Des policiers lors de l’opération à Rio, le 28 octobre 2025. MAURO PIMENTEL / AFP
L’événement a glacé la capitale brésilienne, Rio de Janeiro, à quelques jours du lancement à Belem, en Amazonie, de la COP30 pour le climat. De violents raids menés dans le cadre d’une opération antidrogue mardi 29 octobre ont fait 119 morts selon les autorités, devenant ainsi l’intervention policière la plus meurtrière de l’histoire du Brésil. Le président Lula s’est dit ce mercredi « sidéré » par ce bilan, tandis que des habitants récupéraient des corps, entre sanglots et colère.

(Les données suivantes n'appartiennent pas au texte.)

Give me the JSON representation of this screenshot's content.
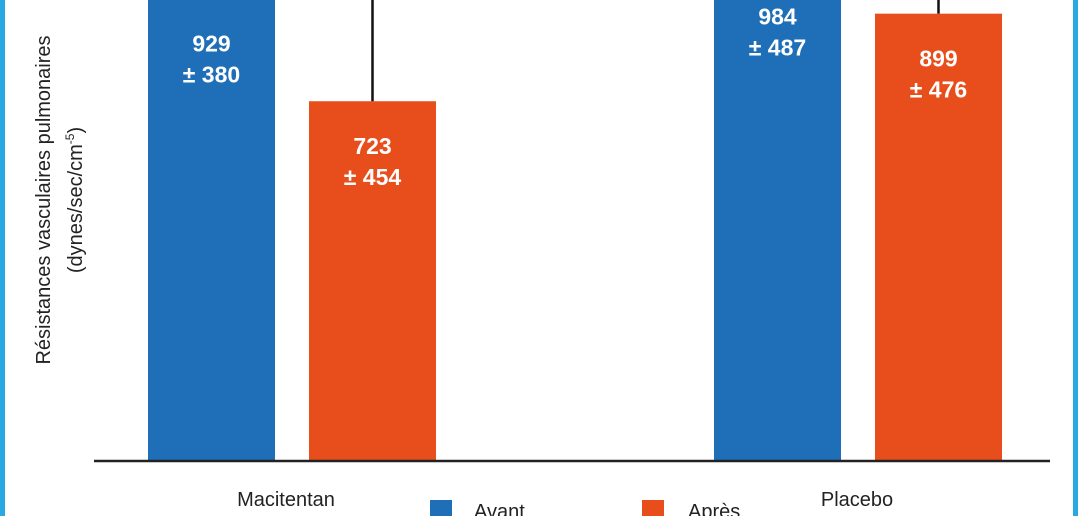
{
  "chart_data": {
    "type": "bar",
    "ylabel_line1": "Résistances vasculaires pulmonaires",
    "ylabel_line2": "(dynes/sec/cm",
    "ylabel_sup": "-5",
    "ylabel_close": ")",
    "categories": [
      "Macitentan",
      "Placebo"
    ],
    "series": [
      {
        "name": "Avant",
        "color": "#1f6fb8",
        "values": [
          929,
          984
        ],
        "errors": [
          380,
          487
        ],
        "labels": [
          "929",
          "984"
        ],
        "error_labels": [
          "± 380",
          "± 487"
        ]
      },
      {
        "name": "Après",
        "color": "#e84e1b",
        "values": [
          723,
          899
        ],
        "errors": [
          454,
          476
        ],
        "labels": [
          "723",
          "899"
        ],
        "error_labels": [
          "± 454",
          "± 476"
        ]
      }
    ],
    "legend_position": "bottom-center",
    "grid": false
  },
  "colors": {
    "accent_border": "#29a9e1",
    "bar_avant": "#1f6fb8",
    "bar_apres": "#e84e1b"
  }
}
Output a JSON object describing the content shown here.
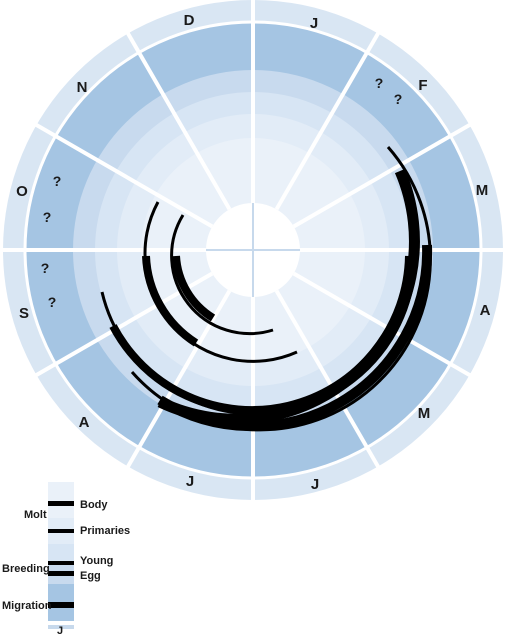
{
  "months": [
    "J",
    "F",
    "M",
    "A",
    "M",
    "J",
    "J",
    "A",
    "S",
    "O",
    "N",
    "D"
  ],
  "ring_labels": {
    "molt": "Molt",
    "body": "Body",
    "primaries": "Primaries",
    "breeding": "Breeding",
    "young": "Young",
    "egg": "Egg",
    "migration": "Migration",
    "month_marker": "J"
  },
  "unknown_marks": [
    "?",
    "?",
    "?",
    "?",
    "?",
    "?"
  ],
  "colors": {
    "migration_ring": "#a5c5e3",
    "egg_ring": "#c8daee",
    "young_ring": "#d7e5f4",
    "primaries_ring": "#e2ecf7",
    "body_ring": "#eaf1f9",
    "outer_band": "#d9e6f3",
    "outer_edge": "#c7d9ec",
    "activity_bar": "#000000"
  }
}
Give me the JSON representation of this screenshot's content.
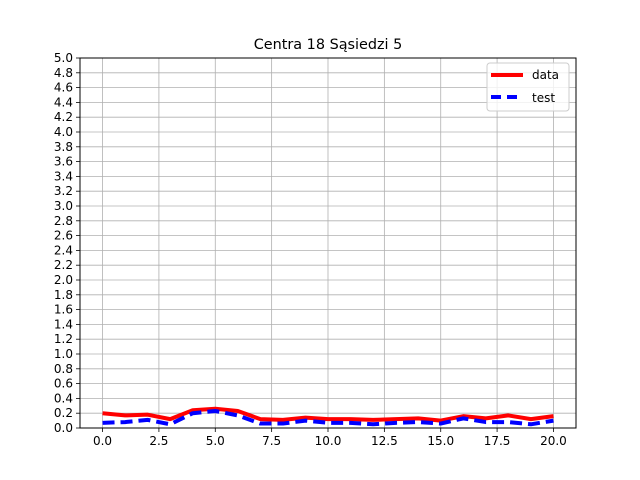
{
  "chart_data": {
    "type": "line",
    "title": "Centra 18 Sąsiedzi 5",
    "xlabel": "",
    "ylabel": "",
    "xlim": [
      -1.0,
      21.0
    ],
    "ylim": [
      0.0,
      5.0
    ],
    "grid": true,
    "legend_placement": "top-right",
    "x_ticks": [
      "0.0",
      "2.5",
      "5.0",
      "7.5",
      "10.0",
      "12.5",
      "15.0",
      "17.5",
      "20.0"
    ],
    "y_ticks": [
      "0.0",
      "0.2",
      "0.4",
      "0.6",
      "0.8",
      "1.0",
      "1.2",
      "1.4",
      "1.6",
      "1.8",
      "2.0",
      "2.2",
      "2.4",
      "2.6",
      "2.8",
      "3.0",
      "3.2",
      "3.4",
      "3.6",
      "3.8",
      "4.0",
      "4.2",
      "4.4",
      "4.6",
      "4.8",
      "5.0"
    ],
    "x": [
      0,
      1,
      2,
      3,
      4,
      5,
      6,
      7,
      8,
      9,
      10,
      11,
      12,
      13,
      14,
      15,
      16,
      17,
      18,
      19,
      20
    ],
    "series": [
      {
        "name": "data",
        "color": "#ff0000",
        "style": "solid",
        "values": [
          0.2,
          0.17,
          0.18,
          0.12,
          0.24,
          0.26,
          0.23,
          0.12,
          0.11,
          0.14,
          0.12,
          0.12,
          0.11,
          0.12,
          0.13,
          0.1,
          0.16,
          0.13,
          0.17,
          0.12,
          0.16
        ]
      },
      {
        "name": "test",
        "color": "#0000ff",
        "style": "dashed",
        "values": [
          0.07,
          0.08,
          0.11,
          0.05,
          0.2,
          0.23,
          0.17,
          0.06,
          0.06,
          0.1,
          0.07,
          0.07,
          0.05,
          0.07,
          0.08,
          0.06,
          0.13,
          0.08,
          0.08,
          0.05,
          0.1
        ]
      }
    ]
  }
}
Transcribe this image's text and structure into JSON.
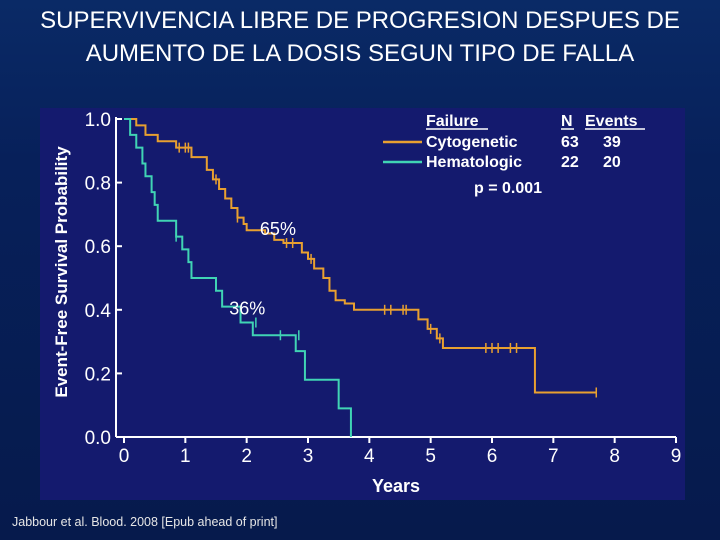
{
  "slide": {
    "title": "SUPERVIVENCIA LIBRE DE PROGRESION DESPUES DE AUMENTO DE LA DOSIS SEGUN TIPO DE FALLA",
    "citation": "Jabbour et al. Blood. 2008 [Epub ahead of print]"
  },
  "colors": {
    "background": "#07205a",
    "plot_panel": "#141a6e",
    "cytogenetic": "#e8a030",
    "hematologic": "#40d4b4",
    "text": "#ffffff"
  },
  "chart_data": {
    "type": "line",
    "subtype": "kaplan-meier step curve",
    "xlabel": "Years",
    "ylabel": "Event-Free Survival Probability",
    "xlim": [
      0,
      9
    ],
    "ylim": [
      0,
      1.0
    ],
    "x_ticks": [
      "0",
      "1",
      "2",
      "3",
      "4",
      "5",
      "6",
      "7",
      "8",
      "9"
    ],
    "y_ticks": [
      "0.0",
      "0.2",
      "0.4",
      "0.6",
      "0.8",
      "1.0"
    ],
    "grid": false,
    "legend": {
      "position": "top-right",
      "header_failure": "Failure",
      "header_n": "N",
      "header_events": "Events",
      "entries": [
        {
          "name": "Cytogenetic",
          "n": "63",
          "events": "39"
        },
        {
          "name": "Hematologic",
          "n": "22",
          "events": "20"
        }
      ],
      "p_value": "p = 0.001"
    },
    "annotations": [
      {
        "text": "65%",
        "x": 2.2,
        "y": 0.66
      },
      {
        "text": "36%",
        "x": 1.7,
        "y": 0.41
      }
    ],
    "series": [
      {
        "name": "Cytogenetic",
        "color": "#e8a030",
        "points": [
          [
            0,
            1.0
          ],
          [
            0.2,
            0.98
          ],
          [
            0.35,
            0.95
          ],
          [
            0.55,
            0.93
          ],
          [
            0.85,
            0.91
          ],
          [
            1.1,
            0.88
          ],
          [
            1.35,
            0.84
          ],
          [
            1.45,
            0.81
          ],
          [
            1.55,
            0.78
          ],
          [
            1.65,
            0.75
          ],
          [
            1.75,
            0.72
          ],
          [
            1.85,
            0.69
          ],
          [
            1.95,
            0.67
          ],
          [
            2.0,
            0.65
          ],
          [
            2.3,
            0.64
          ],
          [
            2.45,
            0.62
          ],
          [
            2.6,
            0.61
          ],
          [
            2.9,
            0.58
          ],
          [
            3.0,
            0.56
          ],
          [
            3.1,
            0.53
          ],
          [
            3.25,
            0.5
          ],
          [
            3.35,
            0.46
          ],
          [
            3.45,
            0.43
          ],
          [
            3.6,
            0.42
          ],
          [
            3.75,
            0.4
          ],
          [
            4.8,
            0.37
          ],
          [
            4.95,
            0.34
          ],
          [
            5.1,
            0.31
          ],
          [
            5.2,
            0.28
          ],
          [
            6.7,
            0.14
          ],
          [
            7.7,
            0.14
          ]
        ],
        "censor_marks": [
          [
            0.9,
            0.91
          ],
          [
            1.0,
            0.91
          ],
          [
            1.05,
            0.91
          ],
          [
            1.5,
            0.81
          ],
          [
            1.85,
            0.69
          ],
          [
            2.65,
            0.61
          ],
          [
            2.75,
            0.61
          ],
          [
            3.05,
            0.56
          ],
          [
            4.25,
            0.4
          ],
          [
            4.35,
            0.4
          ],
          [
            4.55,
            0.4
          ],
          [
            4.6,
            0.4
          ],
          [
            5.0,
            0.34
          ],
          [
            5.15,
            0.31
          ],
          [
            5.9,
            0.28
          ],
          [
            6.0,
            0.28
          ],
          [
            6.1,
            0.28
          ],
          [
            6.3,
            0.28
          ],
          [
            6.4,
            0.28
          ],
          [
            7.7,
            0.14
          ]
        ]
      },
      {
        "name": "Hematologic",
        "color": "#40d4b4",
        "points": [
          [
            0,
            1.0
          ],
          [
            0.1,
            0.95
          ],
          [
            0.2,
            0.91
          ],
          [
            0.3,
            0.86
          ],
          [
            0.35,
            0.82
          ],
          [
            0.45,
            0.77
          ],
          [
            0.5,
            0.73
          ],
          [
            0.55,
            0.68
          ],
          [
            0.85,
            0.63
          ],
          [
            0.95,
            0.59
          ],
          [
            1.05,
            0.55
          ],
          [
            1.1,
            0.5
          ],
          [
            1.5,
            0.46
          ],
          [
            1.6,
            0.41
          ],
          [
            1.9,
            0.36
          ],
          [
            2.1,
            0.32
          ],
          [
            2.8,
            0.27
          ],
          [
            2.95,
            0.18
          ],
          [
            3.5,
            0.09
          ],
          [
            3.7,
            0.0
          ]
        ],
        "censor_marks": [
          [
            0.85,
            0.63
          ],
          [
            2.15,
            0.36
          ],
          [
            2.55,
            0.32
          ],
          [
            2.85,
            0.32
          ],
          [
            2.95,
            0.25
          ]
        ]
      }
    ]
  }
}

On fait le point.
• Chaos dans plusieurs favelas mardi
Les raids, qui constituent la plus grande opération policière jamais vue dans la ville, ont mobilisé 2 500 agents contre le Comando Vermelho, principal groupe criminel de Rio, qui opère dans les favelas, ces quartiers populaires densément peuplés. Tirs intenses, barricades, incendies : l’opération s’est concentrée sur deux ensembles de favelas du nord de Rio, Complexo da Penha et Complexo do Alemao, situées à proximité de l’aéroport international.
Les policiers ont mobilisé deux hélicoptères, 32 véhicules blindés et « douze véhicules de démolition » utilisés pour détruire des barricades.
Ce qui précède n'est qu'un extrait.